Ele toca meu rosto, o polegar roçando minha bochecha, e seus olhos estão sobre os meus, intensos e insistentes.
— Você nunca acreditou — ele continua. — Nem por um segundo. Você sempre insistiu em que eu era... Eu não sei, completo.
Cubro a sua mão com a minha.
— Bem, você é.
— Ninguém nunca me disse isso antes — ele fala em voz baixa.
— É o que você merece ouvir — respondo com firmeza, os olhos começando a nublar com lágrimas. — Que você é completo, que você é digno de amor, que você é a melhor pessoa que eu já conheci.
Assim que a última palavra sai da minha boca, ele me beija.
Eu o beijo de volta com tanta força que dói, e torço os dedos em sua camisa. Eu o empurro para o corredor e através de uma das portas para uma sala pouco mobiliada perto do dormitório.
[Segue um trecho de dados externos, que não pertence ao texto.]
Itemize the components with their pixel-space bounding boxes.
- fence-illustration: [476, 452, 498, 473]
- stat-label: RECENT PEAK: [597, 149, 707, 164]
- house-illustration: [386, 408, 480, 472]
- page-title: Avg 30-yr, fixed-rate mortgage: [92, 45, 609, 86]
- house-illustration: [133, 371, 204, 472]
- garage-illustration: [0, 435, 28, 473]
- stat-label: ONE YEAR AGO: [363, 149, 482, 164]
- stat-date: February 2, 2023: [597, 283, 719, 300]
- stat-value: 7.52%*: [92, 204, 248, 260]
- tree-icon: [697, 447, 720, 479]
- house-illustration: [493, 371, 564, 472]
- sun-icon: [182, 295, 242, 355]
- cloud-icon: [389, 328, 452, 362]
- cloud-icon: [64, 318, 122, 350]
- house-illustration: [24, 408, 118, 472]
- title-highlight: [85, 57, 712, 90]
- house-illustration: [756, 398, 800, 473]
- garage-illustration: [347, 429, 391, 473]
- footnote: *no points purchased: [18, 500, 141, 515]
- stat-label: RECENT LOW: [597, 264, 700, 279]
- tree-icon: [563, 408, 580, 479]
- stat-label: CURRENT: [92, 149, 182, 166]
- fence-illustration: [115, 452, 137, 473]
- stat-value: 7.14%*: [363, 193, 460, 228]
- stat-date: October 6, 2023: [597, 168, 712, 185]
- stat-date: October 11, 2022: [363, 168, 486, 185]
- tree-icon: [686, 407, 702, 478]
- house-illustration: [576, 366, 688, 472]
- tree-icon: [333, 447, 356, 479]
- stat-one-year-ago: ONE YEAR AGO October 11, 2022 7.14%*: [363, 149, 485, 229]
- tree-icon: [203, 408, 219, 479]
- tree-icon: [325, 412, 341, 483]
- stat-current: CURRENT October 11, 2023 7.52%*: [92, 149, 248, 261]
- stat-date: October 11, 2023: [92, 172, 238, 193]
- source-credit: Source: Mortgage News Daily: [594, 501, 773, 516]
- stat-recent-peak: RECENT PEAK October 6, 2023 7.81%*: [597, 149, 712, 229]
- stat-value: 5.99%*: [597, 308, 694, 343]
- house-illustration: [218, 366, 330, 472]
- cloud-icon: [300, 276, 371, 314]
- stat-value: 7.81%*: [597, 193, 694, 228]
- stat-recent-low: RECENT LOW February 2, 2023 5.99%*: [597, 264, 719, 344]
Fecho a porta com um chute do meu calcanhar.
Assim como tenho insistido sobre o seu valor, ele sempre insistiu na minha força, insistiu que a minha capacidade é maior do que acreditam. E eu sei, sem precisar ser dito, que isso é o que o amor faz quando está certo – te torna mais do que você era, mais do que você pensou que poderia ser.
Isso é certo.
Seus dedos deslizam sobre o meu cabelo e se enrolam nele. Minhas mãos tremem, mas não me importo se ele percebe, não me importo se ele sabe que tenho medo de como isso parece intenso. Enrolo a camisa em meus punhos, puxando-o para mais perto, e suspiro seu nome contra a sua boca.
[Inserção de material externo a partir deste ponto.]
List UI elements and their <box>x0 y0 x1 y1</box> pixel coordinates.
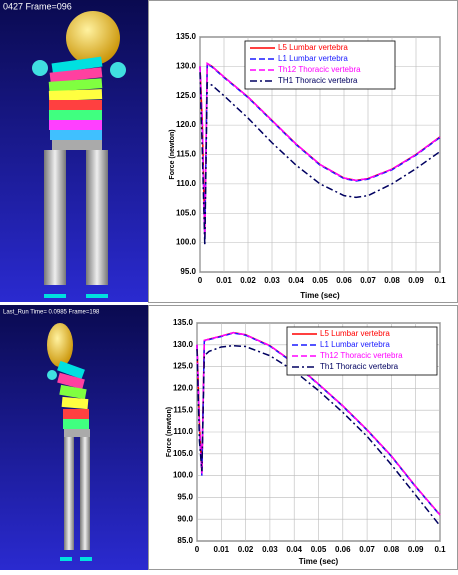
y-tick-label: 130.0 <box>176 61 197 70</box>
x-tick-label: 0.07 <box>360 276 376 285</box>
y-tick-label: 130.0 <box>173 340 194 349</box>
x-tick-label: 0 <box>195 545 200 554</box>
y-tick-label: 95.0 <box>177 493 193 502</box>
y-tick-label: 135.0 <box>173 318 194 327</box>
y-tick-label: 95.0 <box>180 267 196 276</box>
head <box>47 323 73 367</box>
x-tick-label: 0.05 <box>311 545 327 554</box>
y-axis-label: Force (newton) <box>166 407 173 457</box>
x-tick-label: 0.05 <box>312 276 328 285</box>
y-tick-label: 135.0 <box>176 32 197 41</box>
legend-label: L1 Lumbar vertebra <box>278 54 348 63</box>
x-tick-label: 0.06 <box>335 545 351 554</box>
x-tick-label: 0.01 <box>216 276 232 285</box>
foot <box>60 557 72 561</box>
y-tick-label: 110.0 <box>173 427 193 436</box>
foot <box>80 557 92 561</box>
legend-label: Th1 Thoracic vertebra <box>320 362 399 371</box>
x-tick-label: 0.02 <box>238 545 254 554</box>
y-tick-label: 120.0 <box>173 384 194 393</box>
x-tick-label: 0.06 <box>336 276 352 285</box>
legend-label: TH1 Thoracic vertebra <box>278 76 358 85</box>
legend-label: Th12 Thoracic vertebra <box>320 351 403 360</box>
y-tick-label: 125.0 <box>176 91 197 100</box>
leg <box>86 150 108 285</box>
x-tick-label: 0.08 <box>384 545 400 554</box>
y-tick-label: 85.0 <box>177 536 193 545</box>
sim-label: 0427 Frame=096 <box>3 1 72 11</box>
y-tick-label: 105.0 <box>176 208 197 217</box>
y-tick-label: 120.0 <box>176 120 197 129</box>
head <box>66 11 120 65</box>
foot <box>86 294 108 298</box>
foot <box>44 294 66 298</box>
y-tick-label: 100.0 <box>173 471 194 480</box>
legend-label: L5 Lumbar vertebra <box>320 329 390 338</box>
x-tick-label: 0.02 <box>240 276 256 285</box>
y-tick-label: 110.0 <box>176 179 196 188</box>
y-tick-label: 90.0 <box>177 514 193 523</box>
x-axis-label: Time (sec) <box>299 557 339 566</box>
x-tick-label: 0 <box>198 276 203 285</box>
x-tick-label: 0.04 <box>286 545 302 554</box>
y-axis-label: Force (newton) <box>169 129 176 179</box>
legend-label: Th12 Thoracic vertebra <box>278 65 361 74</box>
x-tick-label: 0.1 <box>434 276 446 285</box>
leg <box>44 150 66 285</box>
x-tick-label: 0.08 <box>384 276 400 285</box>
x-tick-label: 0.03 <box>264 276 280 285</box>
x-tick-label: 0.09 <box>408 276 424 285</box>
leg <box>64 437 74 550</box>
x-tick-label: 0.07 <box>359 545 375 554</box>
x-tick-label: 0.09 <box>408 545 424 554</box>
y-tick-label: 115.0 <box>173 405 193 414</box>
x-axis-label: Time (sec) <box>300 291 340 300</box>
y-tick-label: 105.0 <box>173 449 194 458</box>
y-tick-label: 125.0 <box>173 362 194 371</box>
legend-label: L1 Lumbar vertebra <box>320 340 390 349</box>
x-tick-label: 0.04 <box>288 276 304 285</box>
x-tick-label: 0.1 <box>434 545 446 554</box>
legend-label: L5 Lumbar vertebra <box>278 43 348 52</box>
x-tick-label: 0.03 <box>262 545 278 554</box>
screenshot: 0427 Frame=096 Last_Run Time= 0.0985 Fra… <box>0 0 458 570</box>
y-tick-label: 100.0 <box>176 238 197 247</box>
sim-label: Last_Run Time= 0.0985 Frame=198 <box>3 310 100 316</box>
y-tick-label: 115.0 <box>176 150 196 159</box>
x-tick-label: 0.01 <box>214 545 230 554</box>
leg <box>80 437 90 550</box>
Esqueço que ele é outra pessoa, em vez disso parece que ele é outra parte de mim, tão essencial quanto um coração, um olho ou um braço. Puxo sua camisa para cima e sobre a cabeça dele. Corro minhas mãos sobre a pele exposta como se fosse a minha própria.
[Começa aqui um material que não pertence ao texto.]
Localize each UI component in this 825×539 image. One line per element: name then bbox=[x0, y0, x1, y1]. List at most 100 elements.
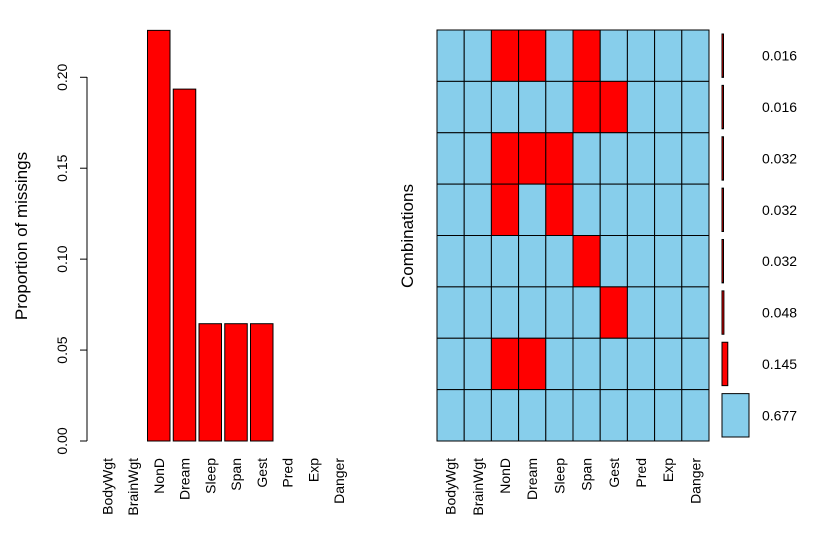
observed-cell bbox=[545, 29, 574, 82]
observed-cell bbox=[545, 389, 574, 442]
combination-proportion-bar bbox=[721, 239, 724, 284]
right-x-tick-label: BodyWgt bbox=[443, 458, 459, 515]
observed-cell bbox=[490, 235, 520, 288]
observed-cell bbox=[436, 337, 465, 391]
combination-proportion-label: 0.016 bbox=[762, 48, 797, 64]
combination-grid bbox=[436, 29, 710, 442]
left-x-tick-label: NonD bbox=[151, 458, 167, 494]
combination-proportion-label: 0.016 bbox=[762, 99, 797, 115]
left-y-ticks: 0.00 0.05 0.10 0.15 0.20 bbox=[54, 63, 87, 455]
observed-cell bbox=[681, 80, 710, 134]
missing-bar bbox=[172, 88, 197, 442]
observed-cell bbox=[599, 389, 628, 442]
combination-proportion-bar bbox=[721, 290, 725, 335]
observed-cell bbox=[626, 286, 656, 339]
left-bars bbox=[147, 29, 274, 442]
observed-cell bbox=[463, 389, 492, 442]
left-x-tick-label: BodyWgt bbox=[99, 458, 115, 515]
left-x-tick-label: Sleep bbox=[202, 458, 218, 494]
combination-proportion-labels: 0.016 0.016 0.032 0.032 0.032 0.048 0.145 0.677 bbox=[762, 48, 797, 424]
left-y-tick-label: 0.15 bbox=[54, 154, 70, 181]
right-x-tick-label: Gest bbox=[606, 458, 622, 488]
observed-cell bbox=[654, 132, 683, 185]
missing-cell bbox=[599, 80, 628, 134]
combination-proportion-bar bbox=[721, 393, 750, 438]
observed-cell bbox=[681, 132, 710, 185]
observed-cell bbox=[518, 286, 547, 339]
observed-cell bbox=[436, 235, 465, 288]
observed-cell bbox=[518, 183, 547, 236]
right-x-tick-label: BrainWgt bbox=[470, 458, 486, 516]
observed-cell bbox=[654, 337, 683, 391]
observed-cell bbox=[599, 235, 628, 288]
missing-combinations-plot: Combinations BodyWgt BrainWgt NonD Dream Sle… bbox=[398, 29, 797, 516]
missing-cell bbox=[572, 80, 601, 134]
missing-cell bbox=[572, 29, 601, 82]
combination-proportion-bar bbox=[721, 84, 724, 130]
left-y-tick-label: 0.20 bbox=[54, 63, 70, 90]
observed-cell bbox=[545, 235, 574, 288]
observed-cell bbox=[463, 337, 492, 391]
observed-cell bbox=[626, 29, 656, 82]
right-x-tick-label: Exp bbox=[660, 458, 676, 482]
observed-cell bbox=[681, 337, 710, 391]
observed-cell bbox=[463, 29, 492, 82]
observed-cell bbox=[436, 183, 465, 236]
combination-proportion-label: 0.677 bbox=[762, 407, 797, 423]
observed-cell bbox=[654, 235, 683, 288]
observed-cell bbox=[626, 132, 656, 185]
observed-cell bbox=[490, 80, 520, 134]
combination-proportion-label: 0.032 bbox=[762, 253, 797, 269]
observed-cell bbox=[599, 337, 628, 391]
right-x-tick-labels: BodyWgt BrainWgt NonD Dream Sleep Span Gest Pre… bbox=[443, 458, 704, 516]
missing-cell bbox=[518, 132, 547, 185]
observed-cell bbox=[436, 29, 465, 82]
missing-bar bbox=[250, 323, 274, 442]
missing-cell bbox=[545, 132, 574, 185]
missing-cell bbox=[572, 235, 601, 288]
combination-proportion-label: 0.048 bbox=[762, 305, 797, 321]
observed-cell bbox=[545, 80, 574, 134]
observed-cell bbox=[463, 183, 492, 236]
left-x-tick-labels: BodyWgt BrainWgt NonD Dream Sleep Span Gest Pre… bbox=[99, 458, 347, 516]
observed-cell bbox=[572, 337, 601, 391]
right-x-tick-label: Sleep bbox=[551, 458, 567, 494]
right-ylabel: Combinations bbox=[398, 184, 417, 288]
observed-cell bbox=[626, 183, 656, 236]
left-x-tick-label: Danger bbox=[331, 458, 347, 504]
observed-cell bbox=[681, 29, 710, 82]
missing-cell bbox=[518, 337, 547, 391]
observed-cell bbox=[545, 337, 574, 391]
observed-cell bbox=[572, 389, 601, 442]
observed-cell bbox=[518, 235, 547, 288]
left-x-tick-label: Dream bbox=[177, 458, 193, 500]
combination-proportion-label: 0.032 bbox=[762, 150, 797, 166]
missing-cell bbox=[490, 183, 520, 236]
observed-cell bbox=[681, 389, 710, 442]
left-y-tick-label: 0.10 bbox=[54, 245, 70, 272]
left-ylabel: Proportion of missings bbox=[12, 152, 31, 320]
observed-cell bbox=[572, 286, 601, 339]
observed-cell bbox=[654, 389, 683, 442]
observed-cell bbox=[490, 389, 520, 442]
right-x-tick-label: Span bbox=[579, 458, 595, 491]
observed-cell bbox=[436, 80, 465, 134]
observed-cell bbox=[626, 235, 656, 288]
observed-cell bbox=[626, 389, 656, 442]
left-x-tick-label: Exp bbox=[305, 458, 321, 482]
observed-cell bbox=[654, 286, 683, 339]
observed-cell bbox=[626, 80, 656, 134]
missing-cell bbox=[518, 29, 547, 82]
missing-cell bbox=[490, 337, 520, 391]
observed-cell bbox=[436, 389, 465, 442]
combination-proportion-bar bbox=[721, 33, 724, 78]
missing-bar bbox=[224, 323, 248, 442]
missing-proportion-bar-chart: Proportion of missings 0.000.050.100.150… bbox=[12, 29, 347, 516]
observed-cell bbox=[626, 337, 656, 391]
left-x-tick-label: Gest bbox=[254, 458, 270, 488]
missing-cell bbox=[599, 286, 628, 339]
observed-cell bbox=[681, 286, 710, 339]
observed-cell bbox=[654, 183, 683, 236]
left-x-tick-label: Span bbox=[228, 458, 244, 491]
observed-cell bbox=[654, 29, 683, 82]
Suas mãos agarram a minha camisa e estou retirando-a, e em seguida eu me lembro, me lembro de que sou pequena, sem peito e doentiamente pálida, e me puxo para trás.
Ele olha para mim, não como se estivesse esperando por uma explicação, mas como se eu fosse a única coisa no quarto que vale a pena olhar.
Eu olho para ele, também, mas tudo o que vejo me faz sentir pior, ele é tão bonito, e até mesmo a ondulação de tinta preta em sua pele o torna uma obra de arte. Um momento atrás, eu estava convencida de que combinávamos perfeitamente, e talvez ainda combinemos, mas apenas pelas nossas roupas.
Mas ele ainda está olhando para mim desse jeito.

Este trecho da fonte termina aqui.